Im Auftrag von KINDER ZUKUNFT FÖRDERN e. V. mit finanzieller Unterstützung der Prof. Otto Beisheim Stiftung.
Verfasser: Prof. Dr. Josef Faltermeier, Wiesbaden | Prof. Dr. Arne Schäfer, Wiesbaden
Das Bethanien Kinder- und Jugenddorf betreut seit mehr als 50 Jahren Kinder und Jugendliche in Kinderdorffamilien. Die meisten von ihnen kommen aus Familien mit komplexen Problemlagen und haben häufig traumatisierende Erfahrungen mit Vernachlässigung, Gewalt und anderen Formen von Kindeswohlgefährdung machen müssen.
Nach und nach wurden deshalb Förder- und Therapieangebote, heilpädagogische Unterstützung und schulische Förderung für die Kinder ausgebaut. Auch die berufliche Ausbildung und der berufliche Einstieg werden gefördert und der Übergang in selbstständiges Wohnen und Leben wird langfristig angebahnt und begleitet. Das Kinderdorf zeichnet sich durch eine regelmäßige Beziehungs- und Kontaktpflege mit Ehemaligen aus, die sich aus dem Prinzip der Familienähnlichkeit der Erziehungskonzeption und den sich daraus entwickelnden ergibt.

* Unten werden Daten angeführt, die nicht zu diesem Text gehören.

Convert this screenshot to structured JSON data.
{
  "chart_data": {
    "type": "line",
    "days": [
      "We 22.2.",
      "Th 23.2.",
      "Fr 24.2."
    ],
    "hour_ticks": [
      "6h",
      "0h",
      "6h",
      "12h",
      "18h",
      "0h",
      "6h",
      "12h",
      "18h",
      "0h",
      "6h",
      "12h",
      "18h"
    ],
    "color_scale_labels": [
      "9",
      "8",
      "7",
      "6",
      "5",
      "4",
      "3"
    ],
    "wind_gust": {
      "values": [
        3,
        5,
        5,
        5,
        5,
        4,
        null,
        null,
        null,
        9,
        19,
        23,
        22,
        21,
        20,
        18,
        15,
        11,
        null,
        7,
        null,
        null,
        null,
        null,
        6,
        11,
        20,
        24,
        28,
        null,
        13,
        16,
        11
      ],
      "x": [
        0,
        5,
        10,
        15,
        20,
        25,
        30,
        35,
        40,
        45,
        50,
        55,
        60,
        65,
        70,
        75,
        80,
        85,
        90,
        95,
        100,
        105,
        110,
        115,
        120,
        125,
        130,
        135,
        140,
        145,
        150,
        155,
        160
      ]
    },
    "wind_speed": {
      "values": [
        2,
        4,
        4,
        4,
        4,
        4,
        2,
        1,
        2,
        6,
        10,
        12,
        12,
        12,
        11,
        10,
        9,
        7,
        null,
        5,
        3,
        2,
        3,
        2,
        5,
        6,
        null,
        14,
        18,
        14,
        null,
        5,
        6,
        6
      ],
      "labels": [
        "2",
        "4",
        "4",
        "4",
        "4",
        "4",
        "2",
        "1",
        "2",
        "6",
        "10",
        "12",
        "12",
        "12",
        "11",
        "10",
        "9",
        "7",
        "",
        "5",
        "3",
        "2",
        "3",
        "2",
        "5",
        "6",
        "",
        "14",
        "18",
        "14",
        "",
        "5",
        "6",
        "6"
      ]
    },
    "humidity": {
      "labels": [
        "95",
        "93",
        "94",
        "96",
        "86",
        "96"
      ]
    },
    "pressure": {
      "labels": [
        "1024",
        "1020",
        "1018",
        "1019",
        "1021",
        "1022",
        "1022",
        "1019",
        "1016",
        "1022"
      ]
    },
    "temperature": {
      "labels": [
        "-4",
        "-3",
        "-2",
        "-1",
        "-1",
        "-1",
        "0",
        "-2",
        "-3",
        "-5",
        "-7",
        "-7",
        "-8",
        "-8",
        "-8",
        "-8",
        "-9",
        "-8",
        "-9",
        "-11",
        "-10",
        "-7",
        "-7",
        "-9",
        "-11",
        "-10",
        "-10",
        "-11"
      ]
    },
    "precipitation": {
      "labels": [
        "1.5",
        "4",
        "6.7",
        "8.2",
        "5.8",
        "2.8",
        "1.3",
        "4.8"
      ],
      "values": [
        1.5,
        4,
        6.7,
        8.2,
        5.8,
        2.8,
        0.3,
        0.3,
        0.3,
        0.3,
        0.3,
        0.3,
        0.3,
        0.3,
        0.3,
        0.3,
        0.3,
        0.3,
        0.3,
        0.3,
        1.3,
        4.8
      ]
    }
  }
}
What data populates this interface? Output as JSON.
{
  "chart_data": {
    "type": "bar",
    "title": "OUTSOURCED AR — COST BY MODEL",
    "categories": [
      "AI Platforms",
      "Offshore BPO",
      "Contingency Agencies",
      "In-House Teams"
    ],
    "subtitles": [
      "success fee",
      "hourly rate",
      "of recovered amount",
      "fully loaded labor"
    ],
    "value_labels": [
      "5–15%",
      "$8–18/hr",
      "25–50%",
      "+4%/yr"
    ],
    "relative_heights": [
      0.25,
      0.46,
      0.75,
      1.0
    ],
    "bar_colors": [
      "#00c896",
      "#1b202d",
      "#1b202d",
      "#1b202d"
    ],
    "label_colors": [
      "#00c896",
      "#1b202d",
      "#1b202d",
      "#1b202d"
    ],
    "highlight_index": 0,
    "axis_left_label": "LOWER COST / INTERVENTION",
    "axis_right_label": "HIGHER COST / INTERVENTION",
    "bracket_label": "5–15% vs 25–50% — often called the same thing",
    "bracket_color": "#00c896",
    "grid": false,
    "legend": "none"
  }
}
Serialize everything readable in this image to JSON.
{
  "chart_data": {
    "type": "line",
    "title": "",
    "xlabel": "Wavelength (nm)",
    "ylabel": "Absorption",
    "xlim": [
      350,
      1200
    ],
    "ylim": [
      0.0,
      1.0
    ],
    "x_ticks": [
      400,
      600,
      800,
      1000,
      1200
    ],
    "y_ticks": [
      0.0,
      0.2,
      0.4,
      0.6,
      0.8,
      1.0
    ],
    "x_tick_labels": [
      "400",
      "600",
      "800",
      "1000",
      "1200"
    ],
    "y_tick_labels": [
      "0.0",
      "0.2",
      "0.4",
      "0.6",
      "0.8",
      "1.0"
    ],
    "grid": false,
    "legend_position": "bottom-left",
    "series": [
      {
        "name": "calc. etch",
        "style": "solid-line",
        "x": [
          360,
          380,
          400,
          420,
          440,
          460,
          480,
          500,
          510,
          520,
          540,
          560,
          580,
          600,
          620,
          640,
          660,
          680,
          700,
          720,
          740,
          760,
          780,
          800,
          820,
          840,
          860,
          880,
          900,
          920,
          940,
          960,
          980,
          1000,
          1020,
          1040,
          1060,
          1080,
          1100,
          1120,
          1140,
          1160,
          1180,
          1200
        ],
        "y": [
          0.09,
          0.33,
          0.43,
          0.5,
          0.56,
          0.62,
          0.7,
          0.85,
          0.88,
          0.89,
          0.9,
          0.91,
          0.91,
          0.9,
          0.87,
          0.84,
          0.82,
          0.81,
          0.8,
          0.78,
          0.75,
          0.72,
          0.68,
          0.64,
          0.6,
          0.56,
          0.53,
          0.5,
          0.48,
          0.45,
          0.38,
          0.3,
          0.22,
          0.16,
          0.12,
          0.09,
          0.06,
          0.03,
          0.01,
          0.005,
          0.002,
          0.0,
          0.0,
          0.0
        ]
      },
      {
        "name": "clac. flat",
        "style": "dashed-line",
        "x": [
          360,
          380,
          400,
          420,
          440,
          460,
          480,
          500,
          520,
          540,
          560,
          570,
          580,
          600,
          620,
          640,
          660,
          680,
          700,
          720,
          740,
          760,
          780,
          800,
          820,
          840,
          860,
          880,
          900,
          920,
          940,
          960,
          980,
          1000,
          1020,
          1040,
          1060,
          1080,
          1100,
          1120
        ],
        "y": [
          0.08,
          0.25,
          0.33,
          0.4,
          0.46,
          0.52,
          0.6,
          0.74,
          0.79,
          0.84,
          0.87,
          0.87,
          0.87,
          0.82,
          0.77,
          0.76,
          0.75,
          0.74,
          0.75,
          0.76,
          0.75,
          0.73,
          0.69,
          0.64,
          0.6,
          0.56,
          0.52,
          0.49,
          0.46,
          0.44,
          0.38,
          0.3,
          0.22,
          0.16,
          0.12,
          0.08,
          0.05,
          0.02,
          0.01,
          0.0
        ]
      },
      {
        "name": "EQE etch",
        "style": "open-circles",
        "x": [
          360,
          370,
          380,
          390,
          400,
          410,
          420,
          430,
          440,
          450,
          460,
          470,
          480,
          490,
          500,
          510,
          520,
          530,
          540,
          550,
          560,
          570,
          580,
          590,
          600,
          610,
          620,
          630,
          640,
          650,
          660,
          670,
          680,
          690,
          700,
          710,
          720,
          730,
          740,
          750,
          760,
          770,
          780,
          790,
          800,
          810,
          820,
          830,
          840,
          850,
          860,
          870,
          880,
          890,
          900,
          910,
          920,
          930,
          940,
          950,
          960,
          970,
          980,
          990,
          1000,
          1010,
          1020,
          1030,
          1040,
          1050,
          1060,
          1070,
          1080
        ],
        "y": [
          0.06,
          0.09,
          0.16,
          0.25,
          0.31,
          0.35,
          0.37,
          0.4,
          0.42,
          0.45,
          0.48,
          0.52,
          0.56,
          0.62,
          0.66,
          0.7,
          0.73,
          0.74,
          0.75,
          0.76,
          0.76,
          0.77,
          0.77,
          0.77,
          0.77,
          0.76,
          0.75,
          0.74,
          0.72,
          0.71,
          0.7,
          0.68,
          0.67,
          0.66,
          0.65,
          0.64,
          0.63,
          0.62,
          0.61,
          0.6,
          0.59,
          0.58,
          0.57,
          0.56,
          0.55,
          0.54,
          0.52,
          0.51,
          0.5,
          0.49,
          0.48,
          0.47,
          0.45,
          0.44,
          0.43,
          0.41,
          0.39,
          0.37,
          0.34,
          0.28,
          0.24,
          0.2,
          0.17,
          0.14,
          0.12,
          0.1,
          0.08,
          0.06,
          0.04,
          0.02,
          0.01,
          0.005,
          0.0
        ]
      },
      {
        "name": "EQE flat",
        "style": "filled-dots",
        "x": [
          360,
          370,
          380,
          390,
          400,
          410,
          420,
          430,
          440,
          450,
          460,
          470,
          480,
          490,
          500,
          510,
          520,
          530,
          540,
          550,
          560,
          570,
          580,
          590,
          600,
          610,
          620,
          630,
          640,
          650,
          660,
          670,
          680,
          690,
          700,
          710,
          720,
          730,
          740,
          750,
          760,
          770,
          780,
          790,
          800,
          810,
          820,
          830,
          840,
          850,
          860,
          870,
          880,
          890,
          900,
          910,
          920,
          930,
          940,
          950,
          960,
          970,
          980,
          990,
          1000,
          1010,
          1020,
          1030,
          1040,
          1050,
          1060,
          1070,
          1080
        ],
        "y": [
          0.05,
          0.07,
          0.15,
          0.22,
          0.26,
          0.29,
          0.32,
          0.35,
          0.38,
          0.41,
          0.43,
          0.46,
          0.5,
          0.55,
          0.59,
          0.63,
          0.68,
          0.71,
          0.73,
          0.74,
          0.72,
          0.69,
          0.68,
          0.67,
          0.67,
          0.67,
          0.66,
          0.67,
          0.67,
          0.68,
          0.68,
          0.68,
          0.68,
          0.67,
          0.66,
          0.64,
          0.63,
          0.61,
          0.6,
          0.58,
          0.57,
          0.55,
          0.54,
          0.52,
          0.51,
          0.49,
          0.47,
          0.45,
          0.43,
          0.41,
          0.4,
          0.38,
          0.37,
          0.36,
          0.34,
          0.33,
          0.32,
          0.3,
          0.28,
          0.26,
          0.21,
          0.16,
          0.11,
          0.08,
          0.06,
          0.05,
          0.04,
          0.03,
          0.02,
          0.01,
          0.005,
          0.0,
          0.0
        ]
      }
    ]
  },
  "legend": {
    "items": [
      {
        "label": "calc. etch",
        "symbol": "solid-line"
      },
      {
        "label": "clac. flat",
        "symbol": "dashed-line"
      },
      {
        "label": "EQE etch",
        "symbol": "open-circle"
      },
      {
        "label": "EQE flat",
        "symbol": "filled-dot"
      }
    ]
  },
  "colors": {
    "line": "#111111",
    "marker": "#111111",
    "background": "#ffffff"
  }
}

Hieraus resultieren häufig lebenslange Bindungen.
Trotzdem ergibt in der nachstationären Phase des selbstständigen Lebens – ohne den sicheren Rückhalt der Einrichtung – neuer Unterstützungsbedarf zur Bewältigung von Konflikten, Krisen und weiteren Herausforderungen des Alltags.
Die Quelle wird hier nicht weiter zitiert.